Mälzer: Eine der größten Fehlerquellen ist Angst, auch bei Spitzenköchen. Angst, etwas falsch zu machen. Man sollte sich immer sagen: So schlecht, dass man es dem Hund geben muss, wird es nicht. Und Kochen hat unheimlich viel mit Erfahrung zu tun. Es ist die Routine, auf der wir aufbauen. Die Süß-sauer-Komponente von Tim Raue sucht weltweit ihresgleichen. Warum? Weil in jedem zweiten Gericht von ihm so etwas drin ist. Das hat er perfektioniert. Ich sag den Leuten immer: Wenn ihr euch wirklich fürs Kochen interessiert, sucht euch fünf Gerichte, und kocht die immer wieder.

STANDARD: Was kocht Tim Mälzer privat gern?

Mälzer: Zu Hause mache ich gern Pasta und Salate. Oder Gulasch. Ich schmore unglaublich gern: Ich finde den Anfangsprozess toll, wie sich das langsam entwickelt, ohne dass ich noch etwas machen muss. Was passiert, wenn man es über Nacht stehen lässt. Ich glaube, ich habe noch nie das gleiche Gulasch gemacht, das ist faszinierend.
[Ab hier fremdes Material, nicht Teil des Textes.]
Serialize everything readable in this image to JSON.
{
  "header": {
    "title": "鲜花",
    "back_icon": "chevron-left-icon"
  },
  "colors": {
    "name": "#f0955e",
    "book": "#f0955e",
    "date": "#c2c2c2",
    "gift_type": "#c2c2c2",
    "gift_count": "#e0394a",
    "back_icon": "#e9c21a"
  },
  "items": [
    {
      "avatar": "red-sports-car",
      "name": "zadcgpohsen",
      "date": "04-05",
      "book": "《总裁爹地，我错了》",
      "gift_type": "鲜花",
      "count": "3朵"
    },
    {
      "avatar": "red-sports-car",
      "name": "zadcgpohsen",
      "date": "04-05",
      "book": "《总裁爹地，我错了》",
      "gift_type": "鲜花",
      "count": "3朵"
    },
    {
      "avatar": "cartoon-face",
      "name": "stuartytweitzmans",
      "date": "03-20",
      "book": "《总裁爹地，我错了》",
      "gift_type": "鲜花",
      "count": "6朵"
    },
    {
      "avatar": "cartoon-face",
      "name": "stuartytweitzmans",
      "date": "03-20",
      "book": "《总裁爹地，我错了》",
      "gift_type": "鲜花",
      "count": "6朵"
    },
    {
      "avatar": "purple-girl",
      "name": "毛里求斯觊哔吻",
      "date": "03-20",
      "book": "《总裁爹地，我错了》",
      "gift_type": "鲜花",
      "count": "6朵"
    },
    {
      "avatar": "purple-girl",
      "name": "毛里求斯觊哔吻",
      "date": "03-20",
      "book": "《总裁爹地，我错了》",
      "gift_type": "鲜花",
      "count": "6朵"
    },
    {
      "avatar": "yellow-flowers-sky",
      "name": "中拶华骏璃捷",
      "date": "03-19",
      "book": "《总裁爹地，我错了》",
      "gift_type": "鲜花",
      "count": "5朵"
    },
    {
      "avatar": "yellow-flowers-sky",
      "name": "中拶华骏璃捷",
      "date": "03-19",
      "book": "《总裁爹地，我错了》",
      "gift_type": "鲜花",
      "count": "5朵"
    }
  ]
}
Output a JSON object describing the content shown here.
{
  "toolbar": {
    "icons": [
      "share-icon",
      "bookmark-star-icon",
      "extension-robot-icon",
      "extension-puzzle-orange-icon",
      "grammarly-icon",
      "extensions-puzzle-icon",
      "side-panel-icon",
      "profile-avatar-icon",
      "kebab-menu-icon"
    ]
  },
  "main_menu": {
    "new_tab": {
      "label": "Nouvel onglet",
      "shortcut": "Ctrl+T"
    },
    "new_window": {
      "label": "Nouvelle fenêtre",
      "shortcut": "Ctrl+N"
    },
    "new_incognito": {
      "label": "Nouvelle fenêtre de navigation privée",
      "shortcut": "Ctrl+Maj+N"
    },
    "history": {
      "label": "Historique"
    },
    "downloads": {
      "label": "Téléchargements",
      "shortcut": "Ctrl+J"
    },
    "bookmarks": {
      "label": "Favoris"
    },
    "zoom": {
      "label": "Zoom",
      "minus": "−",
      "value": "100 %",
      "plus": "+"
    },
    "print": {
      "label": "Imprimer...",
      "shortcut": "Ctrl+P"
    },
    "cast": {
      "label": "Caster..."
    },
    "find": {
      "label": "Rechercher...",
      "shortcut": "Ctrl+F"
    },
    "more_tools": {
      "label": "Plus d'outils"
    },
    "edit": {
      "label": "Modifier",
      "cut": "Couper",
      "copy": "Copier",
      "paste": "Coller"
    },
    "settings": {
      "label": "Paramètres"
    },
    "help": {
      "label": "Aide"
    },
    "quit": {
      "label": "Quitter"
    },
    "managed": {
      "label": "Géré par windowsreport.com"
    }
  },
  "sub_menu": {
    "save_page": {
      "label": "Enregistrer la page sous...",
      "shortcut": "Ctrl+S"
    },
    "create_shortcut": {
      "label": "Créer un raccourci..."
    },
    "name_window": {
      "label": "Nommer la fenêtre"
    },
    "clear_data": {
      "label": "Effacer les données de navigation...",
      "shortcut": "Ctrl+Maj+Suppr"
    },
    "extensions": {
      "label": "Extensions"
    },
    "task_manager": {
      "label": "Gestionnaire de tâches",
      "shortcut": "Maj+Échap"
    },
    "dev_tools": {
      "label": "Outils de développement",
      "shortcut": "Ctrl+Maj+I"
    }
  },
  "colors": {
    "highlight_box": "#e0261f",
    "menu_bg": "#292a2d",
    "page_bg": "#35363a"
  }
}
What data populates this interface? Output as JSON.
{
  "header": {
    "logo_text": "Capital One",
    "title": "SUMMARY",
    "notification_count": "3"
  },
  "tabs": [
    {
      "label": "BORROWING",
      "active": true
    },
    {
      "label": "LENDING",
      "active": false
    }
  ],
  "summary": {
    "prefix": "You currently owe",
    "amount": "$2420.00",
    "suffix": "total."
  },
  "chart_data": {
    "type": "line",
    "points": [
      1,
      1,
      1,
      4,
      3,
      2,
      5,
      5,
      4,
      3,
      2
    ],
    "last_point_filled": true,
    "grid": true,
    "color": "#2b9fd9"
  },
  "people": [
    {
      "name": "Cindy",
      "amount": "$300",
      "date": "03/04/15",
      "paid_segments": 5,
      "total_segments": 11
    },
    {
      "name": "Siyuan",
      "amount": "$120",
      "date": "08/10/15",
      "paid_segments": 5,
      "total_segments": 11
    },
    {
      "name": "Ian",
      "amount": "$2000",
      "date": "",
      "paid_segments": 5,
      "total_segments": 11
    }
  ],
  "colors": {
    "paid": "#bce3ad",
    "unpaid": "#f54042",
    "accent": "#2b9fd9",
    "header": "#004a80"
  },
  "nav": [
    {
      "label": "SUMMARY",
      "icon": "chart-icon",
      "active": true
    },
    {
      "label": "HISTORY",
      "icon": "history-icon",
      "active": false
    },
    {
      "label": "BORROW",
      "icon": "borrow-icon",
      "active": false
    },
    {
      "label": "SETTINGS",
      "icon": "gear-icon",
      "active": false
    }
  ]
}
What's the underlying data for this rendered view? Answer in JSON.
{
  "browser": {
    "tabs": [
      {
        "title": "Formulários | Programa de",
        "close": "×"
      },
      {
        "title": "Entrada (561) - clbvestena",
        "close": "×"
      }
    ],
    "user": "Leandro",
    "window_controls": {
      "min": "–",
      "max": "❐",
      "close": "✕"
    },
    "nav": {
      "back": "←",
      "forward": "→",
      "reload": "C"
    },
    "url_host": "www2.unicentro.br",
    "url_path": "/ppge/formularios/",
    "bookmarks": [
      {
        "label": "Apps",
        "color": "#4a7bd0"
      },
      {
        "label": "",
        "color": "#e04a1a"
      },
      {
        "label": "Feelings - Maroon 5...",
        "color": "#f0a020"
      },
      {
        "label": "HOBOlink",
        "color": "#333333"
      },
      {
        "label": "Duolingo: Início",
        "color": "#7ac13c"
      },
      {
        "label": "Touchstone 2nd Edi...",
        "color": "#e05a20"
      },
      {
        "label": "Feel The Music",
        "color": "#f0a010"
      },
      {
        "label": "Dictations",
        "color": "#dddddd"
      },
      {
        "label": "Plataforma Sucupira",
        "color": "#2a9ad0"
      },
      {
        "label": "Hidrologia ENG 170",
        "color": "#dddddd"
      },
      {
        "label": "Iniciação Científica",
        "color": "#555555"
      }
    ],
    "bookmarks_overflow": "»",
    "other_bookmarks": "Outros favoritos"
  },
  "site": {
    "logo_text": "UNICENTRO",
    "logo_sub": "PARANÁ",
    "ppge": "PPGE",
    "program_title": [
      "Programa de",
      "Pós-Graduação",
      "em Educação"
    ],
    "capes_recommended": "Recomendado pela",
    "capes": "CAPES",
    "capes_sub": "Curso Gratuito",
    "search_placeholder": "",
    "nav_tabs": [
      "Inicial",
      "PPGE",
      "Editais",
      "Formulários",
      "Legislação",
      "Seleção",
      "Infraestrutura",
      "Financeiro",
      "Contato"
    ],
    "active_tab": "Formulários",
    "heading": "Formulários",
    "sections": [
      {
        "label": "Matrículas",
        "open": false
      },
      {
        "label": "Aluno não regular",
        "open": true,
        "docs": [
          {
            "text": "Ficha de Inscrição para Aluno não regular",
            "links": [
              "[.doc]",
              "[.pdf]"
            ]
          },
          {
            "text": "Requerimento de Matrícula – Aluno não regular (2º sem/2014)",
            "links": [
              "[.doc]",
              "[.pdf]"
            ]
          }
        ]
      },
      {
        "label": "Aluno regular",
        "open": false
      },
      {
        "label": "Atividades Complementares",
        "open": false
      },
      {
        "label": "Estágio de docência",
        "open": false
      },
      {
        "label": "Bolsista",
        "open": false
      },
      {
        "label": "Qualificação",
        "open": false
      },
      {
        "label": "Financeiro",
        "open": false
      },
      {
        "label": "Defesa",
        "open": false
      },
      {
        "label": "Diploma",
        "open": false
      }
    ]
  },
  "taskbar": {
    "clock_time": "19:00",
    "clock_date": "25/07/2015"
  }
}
STANDARD: Sind Sie heute primär Gastronom oder TV-Koch?

Mälzer: Die Frage kriege ich immer wieder. Mein Beruf ist Gastronom. Das ist meine Basis, sozusagen mein echtes Leben. Darüber hinaus habe ich aber Fenster für mich entdeckt, die mir sehr viel Freude machen. Aber ich möchte mich in meinen Betrieben nicht überflüssig machen. Ich will schon noch, dass mich die Mitarbeiter erkennen, wenn ich den Laden betrete.

STANDARD: Und, tun sie das?

Mälzer: Einmal habe ich in meinem Restaurant eine neue Hostess freundlich gefragt, wer sie denn sei. Sie hat zurückgefragt, was mich das anginge. Da habe ich gelacht und gedacht: Ich glaube, ich muss öfter vorbeischauen.

STANDARD:Es gibt einige Duelle, die sich durch die Geschichte von "Kitchen Impossible" ziehen. Der Name Tim Raue ist eben gefallen. Ein Gefühl, wer von Ihnen beiden am Ende gewinnen wird?

Mälzer: Es geht ja nicht darum zu entscheiden, wer der bessere Koch ist. Das ist ja von Anfang an klar: Die Kontrahentinnen und Kontrahenten, gegen die ich antrete, sind für gewöhnlich die besseren Köche. Sie sind aber in ihrer Struktur nicht besonders variantenreich. Nimm ihnen ein bisschen die Kontrolle, nimm ihnen die Ordnung, und schon sind sie 30 Prozent schlechter. Das stresst sie. Man scheitert nicht am Gericht, sondern immer an sich selbst. Ich erinnere mich, als Tohru Nakamura eine Tortilla machen musste – Kartoffeln und Eier, zwei Zutaten, und er hat’s versemmelt. Weil Essen mehr ist als eine Rezeptur.

STANDARD: Was erwartet den Zuschauer in der achten Staffel?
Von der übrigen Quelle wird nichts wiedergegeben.